[larm-dev] Dublin Core Metadata Engine
Brought to you by:
cmarschner,
otis
From: Jeff L. <je...@gr...> - 2003-06-14 16:14:22
|
Hi, This would go under record processing. Let me know what you think about the design. Jeff Dublin Core Metadata Indexing The record processor should be able to optionally handle Dublin Core metadata elements inside the content that is being indexed, or as part of an RDF record that is external to the content. Because these metadata elements are standard, we can use that to add fields to the Lucene Document for each of the metadata elements. This support is entirely optional, and can be configured. 1. The Metadata Retriever This retriever can read the Dublin Core metadata from a content element.

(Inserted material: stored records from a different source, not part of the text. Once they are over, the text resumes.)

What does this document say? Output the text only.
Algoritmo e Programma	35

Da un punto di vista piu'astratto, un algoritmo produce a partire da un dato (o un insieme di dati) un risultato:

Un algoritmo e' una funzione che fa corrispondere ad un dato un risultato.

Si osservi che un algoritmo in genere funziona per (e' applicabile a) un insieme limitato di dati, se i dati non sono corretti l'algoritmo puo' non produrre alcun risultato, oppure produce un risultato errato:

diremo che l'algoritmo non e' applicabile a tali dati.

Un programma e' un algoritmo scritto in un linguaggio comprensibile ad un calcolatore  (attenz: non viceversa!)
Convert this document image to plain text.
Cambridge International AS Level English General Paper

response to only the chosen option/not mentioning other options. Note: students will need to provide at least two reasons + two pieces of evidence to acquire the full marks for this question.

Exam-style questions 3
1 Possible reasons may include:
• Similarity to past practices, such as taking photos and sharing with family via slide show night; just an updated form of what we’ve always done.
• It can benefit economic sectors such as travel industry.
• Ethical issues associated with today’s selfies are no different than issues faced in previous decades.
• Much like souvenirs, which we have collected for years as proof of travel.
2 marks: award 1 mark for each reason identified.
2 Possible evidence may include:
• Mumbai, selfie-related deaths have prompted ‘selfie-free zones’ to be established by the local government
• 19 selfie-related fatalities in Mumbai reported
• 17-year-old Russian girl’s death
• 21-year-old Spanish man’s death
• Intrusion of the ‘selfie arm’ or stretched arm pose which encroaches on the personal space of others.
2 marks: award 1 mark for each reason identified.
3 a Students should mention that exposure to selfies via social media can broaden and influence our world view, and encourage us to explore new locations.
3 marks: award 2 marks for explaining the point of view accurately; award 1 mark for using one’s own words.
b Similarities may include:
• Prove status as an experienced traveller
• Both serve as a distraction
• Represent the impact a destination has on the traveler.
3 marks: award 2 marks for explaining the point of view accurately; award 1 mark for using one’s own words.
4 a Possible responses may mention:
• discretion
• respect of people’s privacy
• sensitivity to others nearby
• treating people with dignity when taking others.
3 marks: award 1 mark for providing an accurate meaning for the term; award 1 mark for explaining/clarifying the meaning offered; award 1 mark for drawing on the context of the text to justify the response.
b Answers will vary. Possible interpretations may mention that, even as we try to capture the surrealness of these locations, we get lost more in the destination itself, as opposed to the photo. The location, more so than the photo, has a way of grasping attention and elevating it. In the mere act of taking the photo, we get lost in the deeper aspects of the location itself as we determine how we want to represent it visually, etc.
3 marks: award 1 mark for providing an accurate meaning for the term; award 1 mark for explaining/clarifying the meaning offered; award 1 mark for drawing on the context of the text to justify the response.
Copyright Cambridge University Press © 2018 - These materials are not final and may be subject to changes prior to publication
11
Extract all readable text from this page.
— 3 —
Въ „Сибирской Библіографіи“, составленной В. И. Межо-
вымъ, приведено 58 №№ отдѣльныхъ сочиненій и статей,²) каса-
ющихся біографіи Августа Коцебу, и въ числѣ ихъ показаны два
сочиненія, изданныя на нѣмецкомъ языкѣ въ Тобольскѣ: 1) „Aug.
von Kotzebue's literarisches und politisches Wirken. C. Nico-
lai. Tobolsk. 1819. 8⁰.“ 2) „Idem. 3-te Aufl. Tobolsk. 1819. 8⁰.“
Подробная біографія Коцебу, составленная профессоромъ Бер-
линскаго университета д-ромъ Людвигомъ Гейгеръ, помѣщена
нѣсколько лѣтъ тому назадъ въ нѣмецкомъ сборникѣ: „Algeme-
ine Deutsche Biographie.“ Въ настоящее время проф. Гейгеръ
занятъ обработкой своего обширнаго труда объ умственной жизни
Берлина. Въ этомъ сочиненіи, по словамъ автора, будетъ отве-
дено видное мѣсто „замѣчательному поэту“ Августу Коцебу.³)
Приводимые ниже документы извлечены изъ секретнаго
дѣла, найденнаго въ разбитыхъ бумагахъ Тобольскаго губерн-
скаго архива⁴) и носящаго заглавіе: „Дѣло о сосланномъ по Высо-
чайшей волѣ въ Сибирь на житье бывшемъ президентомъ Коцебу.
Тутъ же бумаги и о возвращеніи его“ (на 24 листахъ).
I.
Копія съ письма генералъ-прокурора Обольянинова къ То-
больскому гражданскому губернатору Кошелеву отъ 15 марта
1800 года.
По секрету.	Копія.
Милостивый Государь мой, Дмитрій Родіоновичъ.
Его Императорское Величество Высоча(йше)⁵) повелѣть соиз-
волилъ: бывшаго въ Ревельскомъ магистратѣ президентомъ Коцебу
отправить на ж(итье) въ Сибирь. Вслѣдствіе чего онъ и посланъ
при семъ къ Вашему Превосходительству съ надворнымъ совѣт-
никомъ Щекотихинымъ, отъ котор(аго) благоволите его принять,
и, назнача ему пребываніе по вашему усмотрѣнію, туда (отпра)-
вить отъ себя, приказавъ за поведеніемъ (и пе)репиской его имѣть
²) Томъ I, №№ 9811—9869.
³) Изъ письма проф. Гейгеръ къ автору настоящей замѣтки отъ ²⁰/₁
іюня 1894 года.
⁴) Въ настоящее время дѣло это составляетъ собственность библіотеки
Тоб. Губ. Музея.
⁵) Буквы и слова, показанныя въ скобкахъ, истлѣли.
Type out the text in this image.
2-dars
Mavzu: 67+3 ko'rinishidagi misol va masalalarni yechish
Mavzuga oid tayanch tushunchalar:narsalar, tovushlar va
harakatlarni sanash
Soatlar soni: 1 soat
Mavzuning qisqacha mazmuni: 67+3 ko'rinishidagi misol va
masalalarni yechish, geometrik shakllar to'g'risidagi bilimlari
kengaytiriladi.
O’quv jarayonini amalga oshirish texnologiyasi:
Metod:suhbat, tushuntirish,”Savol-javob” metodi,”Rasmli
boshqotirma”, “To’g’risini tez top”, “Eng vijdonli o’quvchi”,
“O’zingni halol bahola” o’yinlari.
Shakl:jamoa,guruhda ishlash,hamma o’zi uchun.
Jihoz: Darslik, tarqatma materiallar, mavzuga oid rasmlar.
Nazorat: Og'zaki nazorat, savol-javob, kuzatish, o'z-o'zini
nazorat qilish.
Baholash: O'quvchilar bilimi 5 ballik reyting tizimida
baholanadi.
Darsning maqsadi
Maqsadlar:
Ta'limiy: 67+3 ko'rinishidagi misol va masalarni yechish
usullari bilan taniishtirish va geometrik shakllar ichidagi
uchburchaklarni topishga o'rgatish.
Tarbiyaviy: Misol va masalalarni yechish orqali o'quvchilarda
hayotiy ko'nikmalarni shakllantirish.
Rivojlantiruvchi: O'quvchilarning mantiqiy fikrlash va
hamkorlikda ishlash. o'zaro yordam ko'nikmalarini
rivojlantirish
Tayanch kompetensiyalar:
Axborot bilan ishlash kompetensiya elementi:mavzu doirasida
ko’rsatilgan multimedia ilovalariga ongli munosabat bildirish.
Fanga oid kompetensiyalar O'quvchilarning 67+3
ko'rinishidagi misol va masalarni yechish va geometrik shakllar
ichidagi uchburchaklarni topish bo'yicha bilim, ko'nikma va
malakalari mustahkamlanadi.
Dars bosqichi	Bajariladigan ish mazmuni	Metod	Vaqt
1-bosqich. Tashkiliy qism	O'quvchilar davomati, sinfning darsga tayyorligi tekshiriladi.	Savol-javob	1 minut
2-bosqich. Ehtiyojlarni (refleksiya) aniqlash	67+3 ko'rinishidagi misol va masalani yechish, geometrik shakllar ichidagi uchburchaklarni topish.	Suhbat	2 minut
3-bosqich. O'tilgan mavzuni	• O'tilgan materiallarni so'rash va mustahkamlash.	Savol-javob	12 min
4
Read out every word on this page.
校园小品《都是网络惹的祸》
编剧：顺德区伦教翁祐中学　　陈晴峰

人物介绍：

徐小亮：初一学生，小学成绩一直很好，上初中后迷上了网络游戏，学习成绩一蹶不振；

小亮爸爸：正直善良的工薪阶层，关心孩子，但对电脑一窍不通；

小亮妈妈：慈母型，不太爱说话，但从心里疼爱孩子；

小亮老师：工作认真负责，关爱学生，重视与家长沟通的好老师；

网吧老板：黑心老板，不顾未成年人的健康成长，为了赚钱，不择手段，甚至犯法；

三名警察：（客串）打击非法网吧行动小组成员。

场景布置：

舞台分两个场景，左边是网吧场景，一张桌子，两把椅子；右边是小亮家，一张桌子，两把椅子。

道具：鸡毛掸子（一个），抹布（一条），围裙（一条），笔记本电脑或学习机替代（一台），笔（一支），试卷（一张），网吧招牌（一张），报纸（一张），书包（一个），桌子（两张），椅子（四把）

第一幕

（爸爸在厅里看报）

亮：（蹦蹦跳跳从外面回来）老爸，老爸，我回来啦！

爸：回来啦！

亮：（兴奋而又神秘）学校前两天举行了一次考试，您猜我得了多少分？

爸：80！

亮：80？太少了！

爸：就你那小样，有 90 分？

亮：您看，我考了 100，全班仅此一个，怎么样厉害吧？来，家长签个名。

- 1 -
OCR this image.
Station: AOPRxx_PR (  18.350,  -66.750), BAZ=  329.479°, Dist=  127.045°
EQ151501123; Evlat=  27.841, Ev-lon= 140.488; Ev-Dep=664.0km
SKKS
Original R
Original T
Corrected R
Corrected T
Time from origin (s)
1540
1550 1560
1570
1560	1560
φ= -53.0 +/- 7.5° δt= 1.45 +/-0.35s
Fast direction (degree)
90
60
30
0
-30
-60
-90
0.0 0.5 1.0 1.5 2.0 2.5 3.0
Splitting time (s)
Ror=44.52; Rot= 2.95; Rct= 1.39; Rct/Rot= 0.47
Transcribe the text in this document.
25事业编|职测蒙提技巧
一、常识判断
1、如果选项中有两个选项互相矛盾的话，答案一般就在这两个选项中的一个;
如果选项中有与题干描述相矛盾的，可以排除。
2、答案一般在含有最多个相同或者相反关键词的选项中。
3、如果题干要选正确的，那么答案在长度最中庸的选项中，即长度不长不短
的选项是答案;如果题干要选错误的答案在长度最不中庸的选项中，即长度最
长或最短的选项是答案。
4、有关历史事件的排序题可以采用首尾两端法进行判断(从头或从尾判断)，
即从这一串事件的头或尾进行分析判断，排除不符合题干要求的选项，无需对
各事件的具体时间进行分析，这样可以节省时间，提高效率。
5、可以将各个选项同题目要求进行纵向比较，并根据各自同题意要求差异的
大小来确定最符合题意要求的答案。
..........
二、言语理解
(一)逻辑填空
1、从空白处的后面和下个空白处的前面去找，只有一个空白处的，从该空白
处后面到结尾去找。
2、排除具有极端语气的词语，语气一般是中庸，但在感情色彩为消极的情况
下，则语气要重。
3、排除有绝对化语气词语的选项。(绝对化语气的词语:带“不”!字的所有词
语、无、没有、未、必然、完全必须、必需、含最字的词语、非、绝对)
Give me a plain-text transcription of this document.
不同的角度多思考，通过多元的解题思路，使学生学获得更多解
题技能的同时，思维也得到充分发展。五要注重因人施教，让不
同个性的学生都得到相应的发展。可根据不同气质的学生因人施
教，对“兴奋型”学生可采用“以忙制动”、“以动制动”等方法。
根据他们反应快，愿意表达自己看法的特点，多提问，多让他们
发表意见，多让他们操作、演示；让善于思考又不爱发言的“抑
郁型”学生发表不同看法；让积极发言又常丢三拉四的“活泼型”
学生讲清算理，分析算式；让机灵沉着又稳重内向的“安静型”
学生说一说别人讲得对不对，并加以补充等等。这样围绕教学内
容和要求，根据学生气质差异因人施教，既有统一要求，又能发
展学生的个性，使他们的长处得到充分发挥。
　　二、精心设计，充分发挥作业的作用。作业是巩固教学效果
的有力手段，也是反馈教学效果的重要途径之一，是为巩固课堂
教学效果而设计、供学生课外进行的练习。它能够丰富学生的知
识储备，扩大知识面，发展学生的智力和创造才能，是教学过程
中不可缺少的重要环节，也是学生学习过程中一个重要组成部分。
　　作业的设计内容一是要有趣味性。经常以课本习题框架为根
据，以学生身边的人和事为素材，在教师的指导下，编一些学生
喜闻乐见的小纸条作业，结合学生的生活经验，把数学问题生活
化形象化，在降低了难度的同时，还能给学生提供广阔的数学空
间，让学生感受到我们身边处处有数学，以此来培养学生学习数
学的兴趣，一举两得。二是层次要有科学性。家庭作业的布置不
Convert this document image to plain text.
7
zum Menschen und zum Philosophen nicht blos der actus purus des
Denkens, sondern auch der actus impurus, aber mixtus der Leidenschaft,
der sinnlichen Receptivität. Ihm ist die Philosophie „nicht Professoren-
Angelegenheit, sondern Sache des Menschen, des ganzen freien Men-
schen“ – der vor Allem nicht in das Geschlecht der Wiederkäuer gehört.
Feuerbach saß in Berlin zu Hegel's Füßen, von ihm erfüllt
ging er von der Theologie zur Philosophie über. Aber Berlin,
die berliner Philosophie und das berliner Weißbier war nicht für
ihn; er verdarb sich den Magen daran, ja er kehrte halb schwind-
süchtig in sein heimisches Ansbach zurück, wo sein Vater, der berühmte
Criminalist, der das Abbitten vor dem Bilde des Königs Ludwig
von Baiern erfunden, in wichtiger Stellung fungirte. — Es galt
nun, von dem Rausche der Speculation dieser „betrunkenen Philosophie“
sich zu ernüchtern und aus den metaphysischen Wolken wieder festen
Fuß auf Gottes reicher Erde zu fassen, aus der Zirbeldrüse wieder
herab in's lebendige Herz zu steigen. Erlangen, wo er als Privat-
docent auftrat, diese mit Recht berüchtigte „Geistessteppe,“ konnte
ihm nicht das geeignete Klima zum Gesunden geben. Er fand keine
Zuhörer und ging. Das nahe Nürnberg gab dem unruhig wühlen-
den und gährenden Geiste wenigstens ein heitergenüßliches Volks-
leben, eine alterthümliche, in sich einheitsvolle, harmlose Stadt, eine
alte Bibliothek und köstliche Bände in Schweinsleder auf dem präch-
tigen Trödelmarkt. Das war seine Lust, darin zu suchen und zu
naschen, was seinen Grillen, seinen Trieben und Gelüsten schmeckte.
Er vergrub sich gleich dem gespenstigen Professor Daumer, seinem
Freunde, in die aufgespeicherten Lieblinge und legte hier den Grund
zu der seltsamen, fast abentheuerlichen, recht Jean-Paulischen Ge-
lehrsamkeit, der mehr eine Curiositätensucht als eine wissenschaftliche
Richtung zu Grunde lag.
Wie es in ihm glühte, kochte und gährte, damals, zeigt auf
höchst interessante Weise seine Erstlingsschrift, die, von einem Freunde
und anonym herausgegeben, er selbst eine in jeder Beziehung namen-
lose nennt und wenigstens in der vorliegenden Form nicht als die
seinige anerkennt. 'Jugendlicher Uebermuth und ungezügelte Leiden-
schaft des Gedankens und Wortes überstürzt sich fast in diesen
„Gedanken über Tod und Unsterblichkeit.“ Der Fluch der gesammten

It will support HTML, XML using the Dublin Core schema, and RDF files using the Dublin Core schema. It will not be responsible for getting the content element or RDF file from its location, but it will extract the relevant metadata from the pages. The retriever will be pluggable to support additional content formats. 2. The Metadata Engine The retriever will feed the data to the engine, which is responsible for any validation rules may be configured for the metadata to prevent spamming the search engine or inappropriate results. In addition, some metadata elements may not be allowed, and they can be removed here. Other metadata elements may only be relevant with a certain subset of URL's, and that filter may be applied here as well. 3. The Metadata Builder The builder retrieves the metadata from the engine and adds it to the Lucene document as a set of fields. The fields on the document will be mapped to metadata elements using a configuration, or defaults will be used. 4. Dublin Core metadata elements (from http://www.dublincore.org/documents/dces/) Title Creator Subject Description Publisher Contributor Date Type Format Identifier Source Language Relation Coverage Rights 5. References http://www.dublincore.org/ http://www.dublincore.org/documents/dces/ |